Interverranno il presidente del Circolo Nuraghe Mario Ledda; Bastianino Mossa, presidente FASI (Federazione delle Associazioni Sarde in Italia); Alberto Leonardis, presidente e amministratore delegato del Gruppo SAE, editore della Nuova Sardegna e della Gazzetta di Modena; Leonardo Marras presidente della Fondazione Maria Carta; il sindaco di Fiorano Modenese Francesco Tosi.
E’ stata invitata Alessandra Zedda, assessora al lavoro e vicepresidente della Regione Autonoma della Sardegna.

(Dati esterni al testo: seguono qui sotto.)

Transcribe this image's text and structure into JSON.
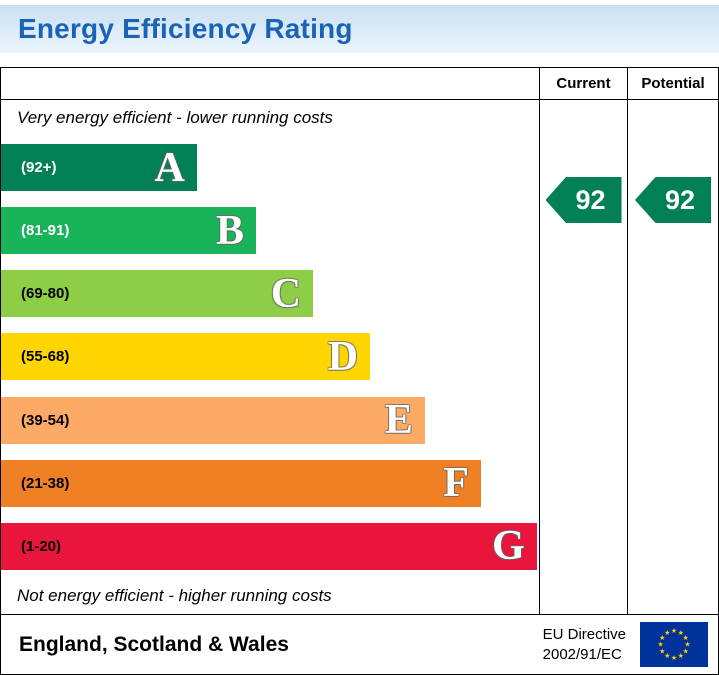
{
  "title_bar": {
    "title": "Energy Efficiency Rating",
    "text_color": "#1b63b7"
  },
  "table_header": {
    "current": "Current",
    "potential": "Potential"
  },
  "notes": {
    "top": "Very energy efficient - lower running costs",
    "bottom": "Not energy efficient - higher running costs"
  },
  "bands": [
    {
      "letter": "A",
      "range": "(92+)",
      "color": "#008054",
      "width_pct": 36.4,
      "range_text_color": "#ffffff"
    },
    {
      "letter": "B",
      "range": "(81-91)",
      "color": "#19b459",
      "width_pct": 47.4,
      "range_text_color": "#ffffff"
    },
    {
      "letter": "C",
      "range": "(69-80)",
      "color": "#8dce46",
      "width_pct": 58.0,
      "range_text_color": "#000000"
    },
    {
      "letter": "D",
      "range": "(55-68)",
      "color": "#ffd500",
      "width_pct": 68.6,
      "range_text_color": "#000000"
    },
    {
      "letter": "E",
      "range": "(39-54)",
      "color": "#fcaa65",
      "width_pct": 78.8,
      "range_text_color": "#000000"
    },
    {
      "letter": "F",
      "range": "(21-38)",
      "color": "#ef8023",
      "width_pct": 89.2,
      "range_text_color": "#000000"
    },
    {
      "letter": "G",
      "range": "(1-20)",
      "color": "#e9153b",
      "width_pct": 99.6,
      "range_text_color": "#000000"
    }
  ],
  "ratings": {
    "current": "92",
    "potential": "92",
    "pointer_color": "#008054"
  },
  "footer": {
    "region": "England, Scotland & Wales",
    "directive_line1": "EU Directive",
    "directive_line2": "2002/91/EC",
    "flag_colors": {
      "field": "#003399",
      "stars": "#ffcc00"
    }
  },
  "chart_data": {
    "type": "bar",
    "title": "Energy Efficiency Rating",
    "categories": [
      "A",
      "B",
      "C",
      "D",
      "E",
      "F",
      "G"
    ],
    "tick_labels": [
      "(92+)",
      "(81-91)",
      "(69-80)",
      "(55-68)",
      "(39-54)",
      "(21-38)",
      "(1-20)"
    ],
    "band_ranges": [
      [
        92,
        100
      ],
      [
        81,
        91
      ],
      [
        69,
        80
      ],
      [
        55,
        68
      ],
      [
        39,
        54
      ],
      [
        21,
        38
      ],
      [
        1,
        20
      ]
    ],
    "bar_colors": [
      "#008054",
      "#19b459",
      "#8dce46",
      "#ffd500",
      "#fcaa65",
      "#ef8023",
      "#e9153b"
    ],
    "bar_width_pct": [
      36.4,
      47.4,
      58.0,
      68.6,
      78.8,
      89.2,
      99.6
    ],
    "series": [
      {
        "name": "Current",
        "values": [
          92
        ]
      },
      {
        "name": "Potential",
        "values": [
          92
        ]
      }
    ],
    "annotations": [
      "Very energy efficient - lower running costs",
      "Not energy efficient - higher running costs"
    ],
    "legend_position": "none",
    "grid": false
  }
}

Sarà presentato il libro ‘Maria Carta voce e cuore della Sardegna’, a cura del giornalista e scrittore Giacomo Serreli, presidente del Comitato Scientifico della Fondazione, editrice dell’opera.
Sviluppando un tema più volte affrontato negli incontri di gemellaggio fra i Comuni di Fiorano Modenese e di Maranello con i Comuni di Ozieri, Bultei, Burgos e Ittireddu, la Fondazione presenterà il progetto ‘Freemmos – liberi di restare’ sullo spopolamento in Sardegna, finalizzato a sostenere, attraverso una serie di iniziative di carattere culturale anche con l’apporto fattivo della FASI, i piccoli centri a rischio estinzione.
‘Freemmos’ deriva dal termine inglese ‘free’ (libero) e dalla desinenza ‘mmos’, che in lingua sarda significa ‘fermi’.
La colonna sonora dell’evento vedrà protagonisti Maria Giovanna Cherchi, una delle più importanti interpreti del repertorio sardo e i Fantafolk, Vanni Masala all’organetto e Andrea Pisu alle launeddas, apprezzati per il loro virtuosismo e per la capacità di coniugare gli schemi ritmici dei balli sardi con influenze esterne.